The present uses the 'e'-grade because the present was originally stressed on the root vowel. So, in the case of "sing", the original form was "*senghw-" (the star means that the form was reconstructed but not actually attested). In the past, we run into a problem. Modern English has only one vowel for the past, in the case of "sing" this is "sang". Historically, though, there were actually two forms, one for the singular and one for the plural. The two forms in Old English were "sang" and "sungon". The two forms in Indo-European were "*sesonghwa" and "*(se)snghwme" (it looks unpronounceable, but the 'n' is actually its own syllable, much like the "en" in "eaten"). In the first form, the stress was on the "se" (the so-called reduplicated syllable), with the main vowel having partial/secondary stress, so it became an 'o'. In the second form, the stress fell on the ending "-me" (which means "we"), and left the main vowel in a weakly stressed position, which means that it disappeared. Why the stress fell where it did isn't know for sure, but the fact that it fell in different places is important because that determined the vowel. Note: In Germanic, the syllabic 'n' became "un", producing "sung-".
English has since eliminated most endings, such as "me" and "a", as well as all traces of reduplication (the process of doubling the initial consonant and vowel of a word - for example "*senghw-" -> "*sesongwha"). Modern English has also gotten rid of the distinction between singular and plural in the past tense of all verbs, with one or the other taking over. In the case of "sing", the singular form took over. In other verbs, such as "bite", the plural form took over ("bit" instead of "*bote").
There were six classes of strong verbs in Germanic, and a seventh class that became strong in most Germanic languages. In English, only one of the classes has died out. But sound changes have split the classes into subgroups and created a host of semi-irregular forms that make the whole strong verb system essentially irregular. However, there are still patterns, some that people notice, like when they say "bring brang brung" on analogy with "sing sang sung" or "think thank thunk" from "sink sank sunk". These are all examples of class III strong verbs. Other members include "swim" and "ring". Class I strong verbs include "write wrote written", "bite bit bitten", "ride rode ridden". Class II strong verbs include "freeze froze frozen", "break broke broken" (originally class IV) and "choose chose chosen". Class V strong verbs include "eat ate eaten", "give gave given" (originally class III). Class VI strong verbs include "take took taken", "shake shook shaken". Class VII strong verbs include "blow blew blown", "know knew known". The actual
One thing to note is that most strong verbs are very common.

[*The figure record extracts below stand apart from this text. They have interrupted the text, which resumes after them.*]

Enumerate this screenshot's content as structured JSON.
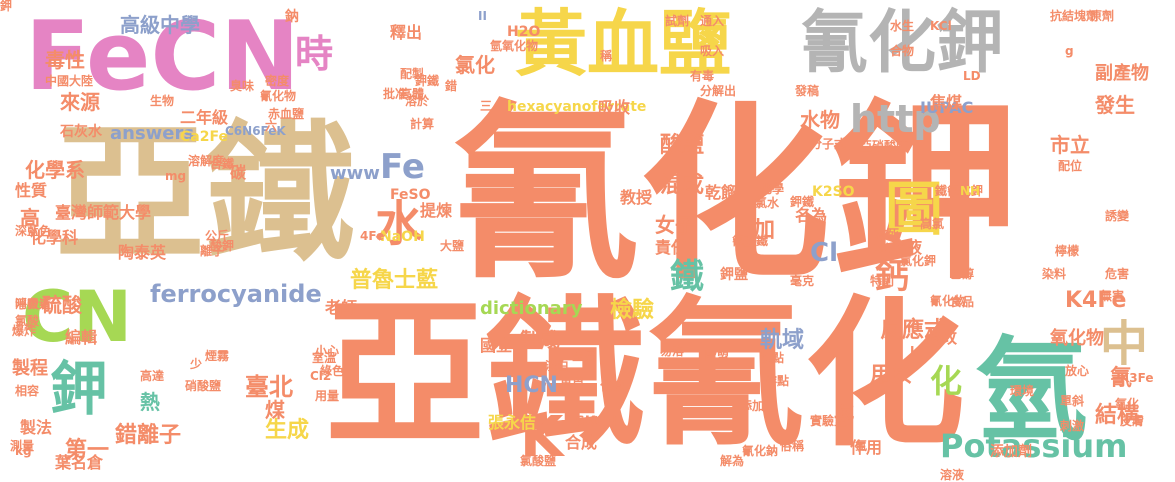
{
  "palette": {
    "salmon": "#f48c69",
    "tan": "#dcc090",
    "pink": "#e584c4",
    "gray": "#b4b4b4",
    "yellow": "#f6d64a",
    "teal": "#66c2a5",
    "blue": "#8da0cb",
    "green": "#a6d854"
  },
  "words": [
    {
      "text": "氰化鉀",
      "color": "salmon"
    },
    {
      "text": "亞鐵氰化",
      "color": "salmon"
    },
    {
      "text": "亞鐵",
      "color": "tan"
    },
    {
      "text": "FeCN",
      "color": "pink"
    },
    {
      "text": "黃血鹽",
      "color": "yellow"
    },
    {
      "text": "氰化鉀",
      "color": "gray"
    },
    {
      "text": "氫",
      "color": "teal"
    },
    {
      "text": "CN",
      "color": "green"
    },
    {
      "text": "鉀",
      "color": "teal"
    },
    {
      "text": "圖",
      "color": "yellow"
    },
    {
      "text": "水",
      "color": "salmon"
    },
    {
      "text": "K",
      "color": "salmon"
    },
    {
      "text": "中",
      "color": "tan"
    },
    {
      "text": "時",
      "color": "pink"
    },
    {
      "text": "Potassium",
      "color": "teal"
    },
    {
      "text": "http",
      "color": "gray"
    },
    {
      "text": "鐵",
      "color": "teal"
    },
    {
      "text": "鈣",
      "color": "salmon"
    },
    {
      "text": "化",
      "color": "green"
    },
    {
      "text": "Fe",
      "color": "blue"
    },
    {
      "text": "ferrocyanide",
      "color": "blue"
    },
    {
      "text": "普魯士藍",
      "color": "yellow"
    },
    {
      "text": "K4Fe",
      "color": "salmon"
    },
    {
      "text": "高級中學",
      "color": "blue"
    },
    {
      "text": "毒性",
      "color": "salmon"
    },
    {
      "text": "來源",
      "color": "salmon"
    },
    {
      "text": "發生",
      "color": "salmon"
    },
    {
      "text": "市立",
      "color": "salmon"
    },
    {
      "text": "酸鹽",
      "color": "salmon"
    },
    {
      "text": "混成",
      "color": "salmon"
    },
    {
      "text": "女子",
      "color": "salmon"
    },
    {
      "text": "水物",
      "color": "salmon"
    },
    {
      "text": "Cl",
      "color": "blue"
    },
    {
      "text": "dictionary",
      "color": "green"
    },
    {
      "text": "製成",
      "color": "salmon"
    },
    {
      "text": "軌域",
      "color": "blue"
    },
    {
      "text": "HCN",
      "color": "blue"
    },
    {
      "text": "錯離子",
      "color": "salmon"
    },
    {
      "text": "生成",
      "color": "yellow"
    },
    {
      "text": "臺北",
      "color": "salmon"
    },
    {
      "text": "熱",
      "color": "teal"
    },
    {
      "text": "第一",
      "color": "salmon"
    },
    {
      "text": "結構",
      "color": "salmon"
    },
    {
      "text": "反應式",
      "color": "salmon"
    },
    {
      "text": "檢驗",
      "color": "yellow"
    },
    {
      "text": "用於",
      "color": "salmon"
    },
    {
      "text": "氧化物",
      "color": "salmon"
    },
    {
      "text": "氰",
      "color": "salmon"
    },
    {
      "text": "answers",
      "color": "blue"
    },
    {
      "text": "氯化",
      "color": "salmon"
    },
    {
      "text": "www",
      "color": "blue"
    },
    {
      "text": "IUPAC",
      "color": "blue"
    },
    {
      "text": "Ca2Fe",
      "color": "yellow"
    },
    {
      "text": "石灰水",
      "color": "salmon"
    },
    {
      "text": "焦煤",
      "color": "salmon"
    },
    {
      "text": "副產物",
      "color": "salmon"
    },
    {
      "text": "化學系",
      "color": "salmon"
    },
    {
      "text": "臺灣師範大學",
      "color": "salmon"
    },
    {
      "text": "化學科",
      "color": "salmon"
    },
    {
      "text": "陶泰英",
      "color": "salmon"
    },
    {
      "text": "硫酸",
      "color": "salmon"
    },
    {
      "text": "編輯",
      "color": "salmon"
    },
    {
      "text": "製程",
      "color": "salmon"
    },
    {
      "text": "製法",
      "color": "salmon"
    },
    {
      "text": "葉名倉",
      "color": "salmon"
    },
    {
      "text": "張永佶",
      "color": "yellow"
    },
    {
      "text": "國立",
      "color": "salmon"
    },
    {
      "text": "水溶液",
      "color": "salmon"
    },
    {
      "text": "教授",
      "color": "salmon"
    },
    {
      "text": "乾餾",
      "color": "salmon"
    },
    {
      "text": "名為",
      "color": "salmon"
    },
    {
      "text": "鉀鹽",
      "color": "salmon"
    },
    {
      "text": "修改",
      "color": "salmon"
    },
    {
      "text": "老師",
      "color": "salmon"
    },
    {
      "text": "提煉",
      "color": "salmon"
    },
    {
      "text": "責任",
      "color": "salmon"
    },
    {
      "text": "加",
      "color": "salmon"
    },
    {
      "text": "二年級",
      "color": "salmon"
    },
    {
      "text": "K2SO",
      "color": "yellow"
    },
    {
      "text": "hexacyanoferrate",
      "color": "yellow"
    },
    {
      "text": "吸收",
      "color": "salmon"
    },
    {
      "text": "釋出",
      "color": "salmon"
    },
    {
      "text": "性質",
      "color": "salmon"
    },
    {
      "text": "高",
      "color": "salmon"
    },
    {
      "text": "煤",
      "color": "salmon"
    },
    {
      "text": "6KCN",
      "color": "salmon"
    },
    {
      "text": "合成",
      "color": "salmon"
    },
    {
      "text": "作用",
      "color": "salmon"
    },
    {
      "text": "氮",
      "color": "salmon"
    },
    {
      "text": "碳",
      "color": "salmon"
    },
    {
      "text": "鈉",
      "color": "salmon"
    },
    {
      "text": "H2O",
      "color": "salmon"
    },
    {
      "text": "FeSO",
      "color": "salmon"
    },
    {
      "text": "NaOH",
      "color": "yellow"
    },
    {
      "text": "4Fe",
      "color": "salmon"
    },
    {
      "text": "氯化鉀",
      "color": "salmon"
    },
    {
      "text": "鐵氰化鉀",
      "color": "salmon"
    },
    {
      "text": "氰化物",
      "color": "salmon"
    },
    {
      "text": "抗結塊劑",
      "color": "salmon"
    },
    {
      "text": "誘變",
      "color": "salmon"
    },
    {
      "text": "危害",
      "color": "salmon"
    },
    {
      "text": "原劑",
      "color": "salmon"
    },
    {
      "text": "放心",
      "color": "salmon"
    },
    {
      "text": "配位",
      "color": "salmon"
    },
    {
      "text": "檸檬",
      "color": "salmon"
    },
    {
      "text": "高氯",
      "color": "salmon"
    },
    {
      "text": "染料",
      "color": "salmon"
    },
    {
      "text": "K3Fe",
      "color": "salmon"
    },
    {
      "text": "無害",
      "color": "salmon"
    },
    {
      "text": "氧化",
      "color": "salmon"
    },
    {
      "text": "單斜",
      "color": "salmon"
    },
    {
      "text": "刺激",
      "color": "salmon"
    },
    {
      "text": "添加劑",
      "color": "salmon"
    },
    {
      "text": "皮膚",
      "color": "salmon"
    },
    {
      "text": "溶液",
      "color": "salmon"
    },
    {
      "text": "俗稱",
      "color": "salmon"
    },
    {
      "text": "實驗室",
      "color": "salmon"
    },
    {
      "text": "添加亞",
      "color": "salmon"
    },
    {
      "text": "熔點",
      "color": "salmon"
    },
    {
      "text": "沸點",
      "color": "salmon"
    },
    {
      "text": "氰化鈉",
      "color": "salmon"
    },
    {
      "text": "歐盟",
      "color": "salmon"
    },
    {
      "text": "易溶",
      "color": "salmon"
    },
    {
      "text": "化鐵",
      "color": "salmon"
    },
    {
      "text": "黃色",
      "color": "salmon"
    },
    {
      "text": "淡白",
      "color": "salmon"
    },
    {
      "text": "金屬",
      "color": "salmon"
    },
    {
      "text": "大鹽",
      "color": "salmon"
    },
    {
      "text": "深藍色",
      "color": "salmon"
    },
    {
      "text": "消費者",
      "color": "salmon"
    },
    {
      "text": "爆炸",
      "color": "salmon"
    },
    {
      "text": "呼吸道",
      "color": "salmon"
    },
    {
      "text": "氯酸",
      "color": "salmon"
    },
    {
      "text": "中國大陸",
      "color": "salmon"
    },
    {
      "text": "生物",
      "color": "salmon"
    },
    {
      "text": "赤血鹽",
      "color": "salmon"
    },
    {
      "text": "密度",
      "color": "salmon"
    },
    {
      "text": "臭味",
      "color": "salmon"
    },
    {
      "text": "環境",
      "color": "salmon"
    },
    {
      "text": "計算",
      "color": "salmon"
    },
    {
      "text": "批准",
      "color": "salmon"
    },
    {
      "text": "配製",
      "color": "salmon"
    },
    {
      "text": "溶於",
      "color": "salmon"
    },
    {
      "text": "C6N6FeK",
      "color": "blue"
    },
    {
      "text": "分子式",
      "color": "salmon"
    },
    {
      "text": "亞硝酸鹽",
      "color": "salmon"
    },
    {
      "text": "鉀鐵",
      "color": "salmon"
    },
    {
      "text": "氰亞鐵",
      "color": "salmon"
    },
    {
      "text": "致死",
      "color": "salmon"
    },
    {
      "text": "特別",
      "color": "salmon"
    },
    {
      "text": "毫克",
      "color": "salmon"
    },
    {
      "text": "乙醇",
      "color": "salmon"
    },
    {
      "text": "食品",
      "color": "salmon"
    },
    {
      "text": "化學",
      "color": "salmon"
    },
    {
      "text": "氯水",
      "color": "salmon"
    },
    {
      "text": "合鐵",
      "color": "salmon"
    },
    {
      "text": "公斤",
      "color": "salmon"
    },
    {
      "text": "酸鉀",
      "color": "salmon"
    },
    {
      "text": "Cl2",
      "color": "salmon"
    },
    {
      "text": "室溫",
      "color": "salmon"
    },
    {
      "text": "小心",
      "color": "salmon"
    },
    {
      "text": "用量",
      "color": "salmon"
    },
    {
      "text": "綠色",
      "color": "salmon"
    },
    {
      "text": "硝酸鹽",
      "color": "salmon"
    },
    {
      "text": "高達",
      "color": "salmon"
    },
    {
      "text": "相容",
      "color": "salmon"
    },
    {
      "text": "測量",
      "color": "salmon"
    },
    {
      "text": "氯酸鹽",
      "color": "salmon"
    },
    {
      "text": "解為",
      "color": "salmon"
    },
    {
      "text": "煙霧",
      "color": "salmon"
    },
    {
      "text": "kg",
      "color": "salmon"
    },
    {
      "text": "mg",
      "color": "salmon"
    },
    {
      "text": "LD",
      "color": "salmon"
    },
    {
      "text": "NH",
      "color": "yellow"
    },
    {
      "text": "KCl",
      "color": "salmon"
    },
    {
      "text": "水生",
      "color": "salmon"
    },
    {
      "text": "合物",
      "color": "salmon"
    },
    {
      "text": "通入",
      "color": "salmon"
    },
    {
      "text": "試劑",
      "color": "salmon"
    },
    {
      "text": "發稿",
      "color": "salmon"
    },
    {
      "text": "有毒",
      "color": "salmon"
    },
    {
      "text": "分解出",
      "color": "salmon"
    },
    {
      "text": "氫氧化物",
      "color": "salmon"
    },
    {
      "text": "錯",
      "color": "salmon"
    },
    {
      "text": "鉀鐵",
      "color": "salmon"
    },
    {
      "text": "高體",
      "color": "salmon"
    },
    {
      "text": "溶解度",
      "color": "salmon"
    },
    {
      "text": "離子",
      "color": "salmon"
    },
    {
      "text": "六",
      "color": "salmon"
    },
    {
      "text": "氰化物",
      "color": "salmon"
    },
    {
      "text": "II",
      "color": "blue"
    },
    {
      "text": "g",
      "color": "salmon"
    },
    {
      "text": "L",
      "color": "salmon"
    },
    {
      "text": "氯",
      "color": "salmon"
    },
    {
      "text": "少",
      "color": "salmon"
    },
    {
      "text": "三",
      "color": "salmon"
    },
    {
      "text": "稱",
      "color": "salmon"
    },
    {
      "text": "吸入",
      "color": "salmon"
    },
    {
      "text": "鉀",
      "color": "salmon"
    }
  ]
}
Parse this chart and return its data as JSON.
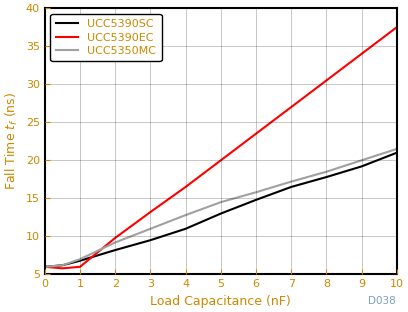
{
  "xlabel": "Load Capacitance (nF)",
  "ylabel": "Fall Time t_f (ns)",
  "xlim": [
    0,
    10
  ],
  "ylim": [
    5,
    40
  ],
  "xticks": [
    0,
    1,
    2,
    3,
    4,
    5,
    6,
    7,
    8,
    9,
    10
  ],
  "yticks": [
    5,
    10,
    15,
    20,
    25,
    30,
    35,
    40
  ],
  "series": [
    {
      "label": "UCC5390SC",
      "color": "#000000",
      "linestyle": "solid",
      "linewidth": 1.5,
      "x": [
        0,
        0.5,
        1.0,
        2.0,
        3.0,
        4.0,
        5.0,
        6.0,
        7.0,
        8.0,
        9.0,
        10.0
      ],
      "y": [
        6.0,
        6.2,
        6.8,
        8.2,
        9.5,
        11.0,
        13.0,
        14.8,
        16.5,
        17.8,
        19.2,
        21.0
      ]
    },
    {
      "label": "UCC5390EC",
      "color": "#ff0000",
      "linestyle": "solid",
      "linewidth": 1.5,
      "x": [
        0,
        0.5,
        1.0,
        2.0,
        3.0,
        4.0,
        5.0,
        6.0,
        7.0,
        8.0,
        9.0,
        10.0
      ],
      "y": [
        6.0,
        5.8,
        6.0,
        9.8,
        13.2,
        16.5,
        20.0,
        23.5,
        27.0,
        30.5,
        34.0,
        37.5
      ]
    },
    {
      "label": "UCC5350MC",
      "color": "#a0a0a0",
      "linestyle": "solid",
      "linewidth": 1.5,
      "x": [
        0,
        0.5,
        1.0,
        2.0,
        3.0,
        4.0,
        5.0,
        6.0,
        7.0,
        8.0,
        9.0,
        10.0
      ],
      "y": [
        6.0,
        6.2,
        7.0,
        9.2,
        11.0,
        12.8,
        14.5,
        15.8,
        17.2,
        18.5,
        20.0,
        21.5
      ]
    }
  ],
  "legend_loc": "upper left",
  "grid_color": "#000000",
  "grid_alpha": 0.25,
  "grid_linewidth": 0.6,
  "annotation": "D038",
  "annotation_color": "#7f9ec0",
  "annotation_fontsize": 7.5,
  "bg_color": "#ffffff",
  "tick_color": "#cc8800",
  "tick_fontsize": 8,
  "label_color": "#cc8800",
  "label_fontsize": 9,
  "legend_fontsize": 8,
  "spine_color": "#000000",
  "spine_linewidth": 1.5
}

They are not common because they are strong but rather strong because they are common. Words in common use resist regularization. So "man men", a very common word, has not changed over to a more regular "man *mans". But words that are used more infrequently, or are newer (this includes nearly every borrowed word, of which there are a lot in English), follow the rules. And words which used to be irregular, but were not in frequent usage, became regular. "Carve" used to be a class III strong verb, but it is now weak: "carve carved carved". And the most often used verb "be" is the most irregular as it has hung on to all sorts of forms throughout its history. In fact, it is formed from three different verb stems.